We had to do this under rather stressful conditions (including mountains 
of steaming compost that were moved in during a major snow storm).  Some 
convention centers were freezing and I know we exceeded 105F in the Las 
Vegas convention center before they closed the truck doors and turned on 
the air conditioning.  We consumed a lot of alcohol - and charged it all 
to Dan Lynch's credit card.  (We also partied pretty hard - we rented 
nice places, like the Howard Hughes penthouses in Las Vegas and the Air 
and Space museum in DC.  We also did things like white water rafting.)  
And other things happened too - several marriages resulted from working 
on the show network.

Another aspect of the Interop nets was that it was a metronome that 
drove product releases - each show was a tick of the metronome and 
companies had to have their products ready for the shows.  In addition 
during the earlier decades of the show net the authors of many an RFC 
were on hand to explain and refine.

>
> At Interop, several people I had known for a long time tried to 
> convince me that Oracle should offer the Interchange architecture as a 
> general-purpose scheme for the networking world of that time.

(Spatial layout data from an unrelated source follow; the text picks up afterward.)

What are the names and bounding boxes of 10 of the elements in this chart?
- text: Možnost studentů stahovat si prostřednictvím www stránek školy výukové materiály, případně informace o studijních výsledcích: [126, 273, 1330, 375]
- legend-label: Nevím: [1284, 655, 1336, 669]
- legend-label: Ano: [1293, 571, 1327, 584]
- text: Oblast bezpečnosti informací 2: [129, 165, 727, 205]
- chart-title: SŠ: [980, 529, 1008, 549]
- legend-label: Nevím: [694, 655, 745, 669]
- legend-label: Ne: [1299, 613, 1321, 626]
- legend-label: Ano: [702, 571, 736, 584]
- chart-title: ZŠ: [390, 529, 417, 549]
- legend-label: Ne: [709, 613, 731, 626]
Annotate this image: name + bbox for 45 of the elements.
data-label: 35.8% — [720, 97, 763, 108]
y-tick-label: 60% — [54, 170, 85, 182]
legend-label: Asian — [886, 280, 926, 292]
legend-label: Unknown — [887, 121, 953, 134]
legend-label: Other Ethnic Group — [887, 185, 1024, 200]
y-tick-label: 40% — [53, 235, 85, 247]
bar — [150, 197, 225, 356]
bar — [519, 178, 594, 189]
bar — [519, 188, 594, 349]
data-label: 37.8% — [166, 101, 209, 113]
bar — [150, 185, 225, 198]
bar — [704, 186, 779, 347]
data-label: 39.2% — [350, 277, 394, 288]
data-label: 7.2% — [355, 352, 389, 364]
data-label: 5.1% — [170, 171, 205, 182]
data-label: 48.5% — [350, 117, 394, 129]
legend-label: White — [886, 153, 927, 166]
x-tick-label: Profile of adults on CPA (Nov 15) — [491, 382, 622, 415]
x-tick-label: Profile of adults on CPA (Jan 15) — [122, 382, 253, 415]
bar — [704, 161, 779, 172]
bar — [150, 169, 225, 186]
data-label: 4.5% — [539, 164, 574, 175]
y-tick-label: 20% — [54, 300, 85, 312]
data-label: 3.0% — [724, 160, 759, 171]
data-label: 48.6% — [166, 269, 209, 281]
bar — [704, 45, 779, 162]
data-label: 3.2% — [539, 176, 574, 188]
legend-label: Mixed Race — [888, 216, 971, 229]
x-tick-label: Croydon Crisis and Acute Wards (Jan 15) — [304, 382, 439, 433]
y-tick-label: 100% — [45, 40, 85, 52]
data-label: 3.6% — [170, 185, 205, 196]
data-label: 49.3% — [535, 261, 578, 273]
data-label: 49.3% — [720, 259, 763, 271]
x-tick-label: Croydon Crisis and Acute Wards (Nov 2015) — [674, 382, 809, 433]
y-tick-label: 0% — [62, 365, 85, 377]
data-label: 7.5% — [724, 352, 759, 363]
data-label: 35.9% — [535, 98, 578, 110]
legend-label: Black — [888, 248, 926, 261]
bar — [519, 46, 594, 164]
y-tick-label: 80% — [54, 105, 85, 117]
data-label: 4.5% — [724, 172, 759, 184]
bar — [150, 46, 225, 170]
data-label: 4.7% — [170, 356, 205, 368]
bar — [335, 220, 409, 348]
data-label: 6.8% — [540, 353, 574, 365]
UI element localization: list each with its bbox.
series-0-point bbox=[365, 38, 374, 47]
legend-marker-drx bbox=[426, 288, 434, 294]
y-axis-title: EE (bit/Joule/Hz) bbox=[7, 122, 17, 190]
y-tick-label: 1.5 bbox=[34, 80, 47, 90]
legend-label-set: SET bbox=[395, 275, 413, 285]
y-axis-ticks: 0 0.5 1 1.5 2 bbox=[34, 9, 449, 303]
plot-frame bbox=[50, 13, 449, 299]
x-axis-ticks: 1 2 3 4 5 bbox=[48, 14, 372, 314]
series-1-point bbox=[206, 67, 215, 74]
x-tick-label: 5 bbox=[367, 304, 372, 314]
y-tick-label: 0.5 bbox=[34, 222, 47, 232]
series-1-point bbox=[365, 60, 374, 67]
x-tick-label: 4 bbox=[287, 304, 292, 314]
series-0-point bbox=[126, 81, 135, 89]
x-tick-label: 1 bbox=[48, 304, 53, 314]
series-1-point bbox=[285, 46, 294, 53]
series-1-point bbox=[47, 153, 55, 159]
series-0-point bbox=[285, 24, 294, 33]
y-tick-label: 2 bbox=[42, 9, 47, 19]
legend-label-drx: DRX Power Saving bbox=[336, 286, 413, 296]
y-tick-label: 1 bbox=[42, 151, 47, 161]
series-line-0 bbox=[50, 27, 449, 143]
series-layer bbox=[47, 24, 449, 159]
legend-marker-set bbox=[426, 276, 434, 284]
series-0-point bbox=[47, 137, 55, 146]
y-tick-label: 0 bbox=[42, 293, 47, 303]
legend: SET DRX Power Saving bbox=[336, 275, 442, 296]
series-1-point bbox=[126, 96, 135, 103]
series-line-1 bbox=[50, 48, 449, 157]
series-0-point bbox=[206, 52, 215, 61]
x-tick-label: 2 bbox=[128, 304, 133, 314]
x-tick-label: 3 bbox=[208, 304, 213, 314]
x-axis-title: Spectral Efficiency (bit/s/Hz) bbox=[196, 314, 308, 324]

I was one who took a somewhat deeper look at IBM's SNA LU 6.2 stuff - 
which I called "yenta networking" because the connections were arranged 
to pass through necessary proxies and translators. I am seeing a bit of 
that coming back in the land of web-based services.

Oracle was not a friendly company and I doubt that even if their ideas 
had technical merit that they could have overcome the reluctance of many 
of us to have anything to do with Oracle.